Sunday, June 29, 2014

Tom Perrotta: The Leftovers

Perrotta’s books have 
transferred well to film, but will this?

     Tom Perrotta’s The Leftovers (2011) tells of a small town three years after 2% of the world’s population suddenly vanishes in what some believe was the Rapture.  Though it explores a number of residents in that town during the span of
a year, the primary focus is on the Garvey family.  Kevin, the father, retires early and becomes the mayor.  Laurie, the mother, is so obsessed with the loss of her best friend’s daughter that she ends up joining the Guilty Remnant, which turns out to be a sinister cult.  Their children, Tom and Jill, follow very different paths through the novel.

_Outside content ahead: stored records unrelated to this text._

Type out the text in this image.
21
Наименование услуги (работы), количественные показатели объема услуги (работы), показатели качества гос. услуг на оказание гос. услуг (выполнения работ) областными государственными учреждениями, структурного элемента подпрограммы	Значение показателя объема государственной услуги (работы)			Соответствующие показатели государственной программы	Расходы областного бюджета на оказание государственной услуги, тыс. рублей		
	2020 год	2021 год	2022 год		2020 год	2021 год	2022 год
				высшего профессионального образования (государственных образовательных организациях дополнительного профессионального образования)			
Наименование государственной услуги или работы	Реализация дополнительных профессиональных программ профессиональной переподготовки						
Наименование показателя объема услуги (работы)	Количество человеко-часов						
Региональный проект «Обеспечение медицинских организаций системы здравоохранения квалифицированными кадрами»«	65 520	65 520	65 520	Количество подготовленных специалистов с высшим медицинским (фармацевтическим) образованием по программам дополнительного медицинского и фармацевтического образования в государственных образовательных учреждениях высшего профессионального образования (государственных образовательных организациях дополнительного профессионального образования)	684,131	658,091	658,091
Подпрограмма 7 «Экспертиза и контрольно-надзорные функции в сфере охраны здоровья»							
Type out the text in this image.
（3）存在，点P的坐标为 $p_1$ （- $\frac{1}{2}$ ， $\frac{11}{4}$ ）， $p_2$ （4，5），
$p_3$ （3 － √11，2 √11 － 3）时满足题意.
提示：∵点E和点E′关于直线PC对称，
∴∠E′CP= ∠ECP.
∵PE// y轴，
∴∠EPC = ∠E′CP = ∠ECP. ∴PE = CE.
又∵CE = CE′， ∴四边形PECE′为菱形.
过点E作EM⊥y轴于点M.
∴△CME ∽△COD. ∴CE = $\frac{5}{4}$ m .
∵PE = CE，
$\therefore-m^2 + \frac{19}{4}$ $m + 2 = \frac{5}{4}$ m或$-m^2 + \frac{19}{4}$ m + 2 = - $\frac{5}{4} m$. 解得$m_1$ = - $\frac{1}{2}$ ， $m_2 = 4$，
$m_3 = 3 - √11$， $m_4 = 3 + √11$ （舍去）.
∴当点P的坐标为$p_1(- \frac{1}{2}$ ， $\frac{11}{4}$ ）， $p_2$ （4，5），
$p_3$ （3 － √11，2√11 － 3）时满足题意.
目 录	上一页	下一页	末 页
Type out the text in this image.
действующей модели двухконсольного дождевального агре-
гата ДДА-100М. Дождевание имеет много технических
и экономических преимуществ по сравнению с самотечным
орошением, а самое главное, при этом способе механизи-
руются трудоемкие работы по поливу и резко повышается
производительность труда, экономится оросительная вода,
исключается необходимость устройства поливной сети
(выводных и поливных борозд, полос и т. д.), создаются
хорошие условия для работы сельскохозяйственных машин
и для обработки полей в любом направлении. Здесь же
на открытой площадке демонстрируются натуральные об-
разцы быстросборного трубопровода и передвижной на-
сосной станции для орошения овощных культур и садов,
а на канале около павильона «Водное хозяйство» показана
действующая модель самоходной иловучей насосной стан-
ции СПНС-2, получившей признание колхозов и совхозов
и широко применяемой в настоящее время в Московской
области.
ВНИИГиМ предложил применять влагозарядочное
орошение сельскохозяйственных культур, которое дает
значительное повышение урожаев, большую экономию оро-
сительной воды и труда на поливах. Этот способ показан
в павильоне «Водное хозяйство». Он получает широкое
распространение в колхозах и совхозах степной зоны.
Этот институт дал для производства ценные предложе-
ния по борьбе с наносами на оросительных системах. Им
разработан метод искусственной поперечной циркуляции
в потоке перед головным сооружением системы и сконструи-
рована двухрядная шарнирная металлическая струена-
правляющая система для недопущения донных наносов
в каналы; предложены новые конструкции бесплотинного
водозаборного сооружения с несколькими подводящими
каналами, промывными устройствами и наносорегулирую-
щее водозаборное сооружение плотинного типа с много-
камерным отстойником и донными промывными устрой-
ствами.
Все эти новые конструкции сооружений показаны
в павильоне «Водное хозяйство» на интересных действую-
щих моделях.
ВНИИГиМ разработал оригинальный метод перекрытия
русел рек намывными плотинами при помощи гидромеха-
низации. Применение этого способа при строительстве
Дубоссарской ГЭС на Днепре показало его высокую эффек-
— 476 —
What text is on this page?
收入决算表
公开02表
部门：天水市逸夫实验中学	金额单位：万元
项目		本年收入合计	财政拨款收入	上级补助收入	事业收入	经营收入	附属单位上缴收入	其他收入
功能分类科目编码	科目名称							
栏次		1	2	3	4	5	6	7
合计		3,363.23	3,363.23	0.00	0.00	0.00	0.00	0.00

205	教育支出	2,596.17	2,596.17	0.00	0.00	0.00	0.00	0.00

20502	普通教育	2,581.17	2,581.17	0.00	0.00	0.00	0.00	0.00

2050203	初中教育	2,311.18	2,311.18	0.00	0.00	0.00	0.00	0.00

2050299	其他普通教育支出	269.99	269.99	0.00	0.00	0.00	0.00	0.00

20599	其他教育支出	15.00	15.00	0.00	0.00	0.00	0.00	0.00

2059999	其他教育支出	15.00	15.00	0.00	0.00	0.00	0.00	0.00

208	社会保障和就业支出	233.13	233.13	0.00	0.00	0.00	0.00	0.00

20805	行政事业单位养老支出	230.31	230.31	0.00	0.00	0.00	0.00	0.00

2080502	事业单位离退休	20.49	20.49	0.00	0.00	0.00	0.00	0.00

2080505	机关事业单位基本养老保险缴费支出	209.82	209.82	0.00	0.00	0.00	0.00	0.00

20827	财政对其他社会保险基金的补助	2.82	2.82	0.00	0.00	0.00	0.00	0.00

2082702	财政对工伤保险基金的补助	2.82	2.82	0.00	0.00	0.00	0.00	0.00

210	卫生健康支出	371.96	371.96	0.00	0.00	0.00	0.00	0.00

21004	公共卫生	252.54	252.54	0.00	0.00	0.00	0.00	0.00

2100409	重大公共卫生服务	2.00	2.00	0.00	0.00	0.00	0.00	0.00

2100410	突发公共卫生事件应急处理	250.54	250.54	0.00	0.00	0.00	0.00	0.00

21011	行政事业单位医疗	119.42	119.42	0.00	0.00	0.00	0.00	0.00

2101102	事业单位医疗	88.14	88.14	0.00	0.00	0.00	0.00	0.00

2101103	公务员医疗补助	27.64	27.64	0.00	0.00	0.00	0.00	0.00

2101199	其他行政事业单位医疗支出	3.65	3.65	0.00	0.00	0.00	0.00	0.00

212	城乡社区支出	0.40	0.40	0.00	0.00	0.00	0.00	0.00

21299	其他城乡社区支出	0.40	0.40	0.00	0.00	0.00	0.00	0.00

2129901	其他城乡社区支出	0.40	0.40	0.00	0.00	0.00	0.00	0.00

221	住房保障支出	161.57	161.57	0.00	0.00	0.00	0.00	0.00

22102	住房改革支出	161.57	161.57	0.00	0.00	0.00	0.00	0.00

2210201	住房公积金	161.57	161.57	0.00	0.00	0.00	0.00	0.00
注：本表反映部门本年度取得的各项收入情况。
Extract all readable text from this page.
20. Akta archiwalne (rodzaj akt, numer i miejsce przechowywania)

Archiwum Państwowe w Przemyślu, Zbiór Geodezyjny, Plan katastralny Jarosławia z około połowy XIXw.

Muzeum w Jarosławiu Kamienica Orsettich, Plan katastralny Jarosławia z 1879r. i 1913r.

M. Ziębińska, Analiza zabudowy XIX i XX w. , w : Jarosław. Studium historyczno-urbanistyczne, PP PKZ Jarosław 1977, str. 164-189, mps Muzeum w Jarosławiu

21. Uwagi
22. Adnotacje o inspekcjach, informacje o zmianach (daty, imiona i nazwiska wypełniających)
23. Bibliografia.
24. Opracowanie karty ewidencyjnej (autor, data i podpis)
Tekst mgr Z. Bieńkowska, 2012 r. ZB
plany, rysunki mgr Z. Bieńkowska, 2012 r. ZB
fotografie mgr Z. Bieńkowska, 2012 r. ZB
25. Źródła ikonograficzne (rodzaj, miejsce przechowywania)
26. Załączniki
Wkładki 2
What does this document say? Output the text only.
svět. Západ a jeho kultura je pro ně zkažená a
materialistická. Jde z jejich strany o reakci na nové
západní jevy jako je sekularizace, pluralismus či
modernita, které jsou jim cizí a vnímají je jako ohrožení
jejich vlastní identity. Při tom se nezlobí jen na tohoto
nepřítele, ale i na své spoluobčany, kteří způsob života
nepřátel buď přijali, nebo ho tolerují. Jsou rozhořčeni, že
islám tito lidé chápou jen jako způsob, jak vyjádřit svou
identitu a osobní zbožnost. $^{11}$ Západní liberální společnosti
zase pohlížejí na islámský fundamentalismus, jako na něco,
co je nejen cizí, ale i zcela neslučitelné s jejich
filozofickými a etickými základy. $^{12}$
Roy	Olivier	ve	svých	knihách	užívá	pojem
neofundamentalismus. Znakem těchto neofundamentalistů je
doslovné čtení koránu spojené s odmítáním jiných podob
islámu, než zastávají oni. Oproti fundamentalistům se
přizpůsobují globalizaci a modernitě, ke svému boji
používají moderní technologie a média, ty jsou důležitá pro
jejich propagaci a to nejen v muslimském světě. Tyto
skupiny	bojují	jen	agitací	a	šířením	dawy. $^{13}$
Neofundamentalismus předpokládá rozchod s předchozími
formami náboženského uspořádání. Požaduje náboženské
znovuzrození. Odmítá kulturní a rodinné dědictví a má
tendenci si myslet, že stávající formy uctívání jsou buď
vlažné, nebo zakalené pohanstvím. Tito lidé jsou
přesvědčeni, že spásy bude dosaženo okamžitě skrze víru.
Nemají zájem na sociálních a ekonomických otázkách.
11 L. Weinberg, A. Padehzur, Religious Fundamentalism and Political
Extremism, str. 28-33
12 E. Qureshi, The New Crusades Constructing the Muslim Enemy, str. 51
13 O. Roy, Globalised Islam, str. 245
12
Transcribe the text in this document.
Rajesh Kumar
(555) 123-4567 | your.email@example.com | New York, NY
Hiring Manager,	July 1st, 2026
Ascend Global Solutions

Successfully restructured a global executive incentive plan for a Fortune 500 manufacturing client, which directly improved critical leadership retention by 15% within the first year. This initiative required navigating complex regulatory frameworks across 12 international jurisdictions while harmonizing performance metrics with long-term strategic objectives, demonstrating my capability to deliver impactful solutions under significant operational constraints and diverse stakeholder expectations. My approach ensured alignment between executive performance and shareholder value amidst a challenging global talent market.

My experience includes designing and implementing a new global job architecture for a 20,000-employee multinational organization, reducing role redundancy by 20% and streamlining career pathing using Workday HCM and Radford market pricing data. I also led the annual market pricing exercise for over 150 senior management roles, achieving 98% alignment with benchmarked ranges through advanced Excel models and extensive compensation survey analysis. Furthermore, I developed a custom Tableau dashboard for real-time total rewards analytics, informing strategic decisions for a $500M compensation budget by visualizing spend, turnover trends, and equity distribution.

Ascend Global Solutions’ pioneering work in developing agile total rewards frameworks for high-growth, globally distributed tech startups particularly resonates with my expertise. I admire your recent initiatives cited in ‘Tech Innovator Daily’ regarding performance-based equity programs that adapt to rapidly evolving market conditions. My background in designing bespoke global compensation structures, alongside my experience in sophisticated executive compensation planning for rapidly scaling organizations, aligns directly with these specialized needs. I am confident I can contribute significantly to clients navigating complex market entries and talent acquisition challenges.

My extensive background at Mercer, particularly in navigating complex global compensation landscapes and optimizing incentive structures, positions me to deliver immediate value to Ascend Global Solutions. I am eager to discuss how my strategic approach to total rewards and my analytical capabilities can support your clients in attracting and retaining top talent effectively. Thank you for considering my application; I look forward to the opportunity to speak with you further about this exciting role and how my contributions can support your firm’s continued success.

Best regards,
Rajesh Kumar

     I don’t want to say much more than that because I don’t want to ruin the plot for anyone.  HBO, however, is adapting it to a new series starring Justin Theroux as Kevin, though he’s now the police chief, and there are sci-fi sequences and that cult will be far more creepy and violent (I’m guessing) than in the book.  The success of True Detective (2013) has effected what sounds like a major tonal shift in this work.  This could be to the detriment of Perrotta, who proves once again that he is an intelligent satirist of the American middle-class.  He also happens to be compassionate, which might be the reason that his books are liked, rather than acting as lightning rods.  He avoids the trenchancy of Martin Amis, but there isn’t the Jonathan Franzen buzz around his work either.  It’s a shame because he’s engaging, consistent, and interesting.

Matthew Broderick in Election
     Earlier Perrotta books such as Election (1998), which was published because Alexander Payne had optioned the manuscript to adapt as a movie, and Little Children (2004), were very successful on the screen.  Election featured Matthew Broderick’s best and bravest screen performance as well as an edgy Reese Witherspoon before she decided to become sweet and famous.  It was also an allegory for the apathy and star power surrounding American politics.  Todd Field elicited excellent work from Kate Winslet, Patrick Wilson, and Jackie Earle Haley in Little Children.  The subtext of the book and movie asked who were the children – the kids or their Gen X parents.  

Tom Perrotta
     Full disclosure:  I picked up The Leftovers from a Barnes & Noble sale table a year ago and thought about reading it, but kept putting it off until I saw the print promotions for the HBO show.  Once I started it, I was pulled along in a couple of days, which is very fast for me.  I hope the HBO adaptation picks up readers for Perrotta, but not at the cost of changing his vision of the American contemporary small town and suburban middle-class.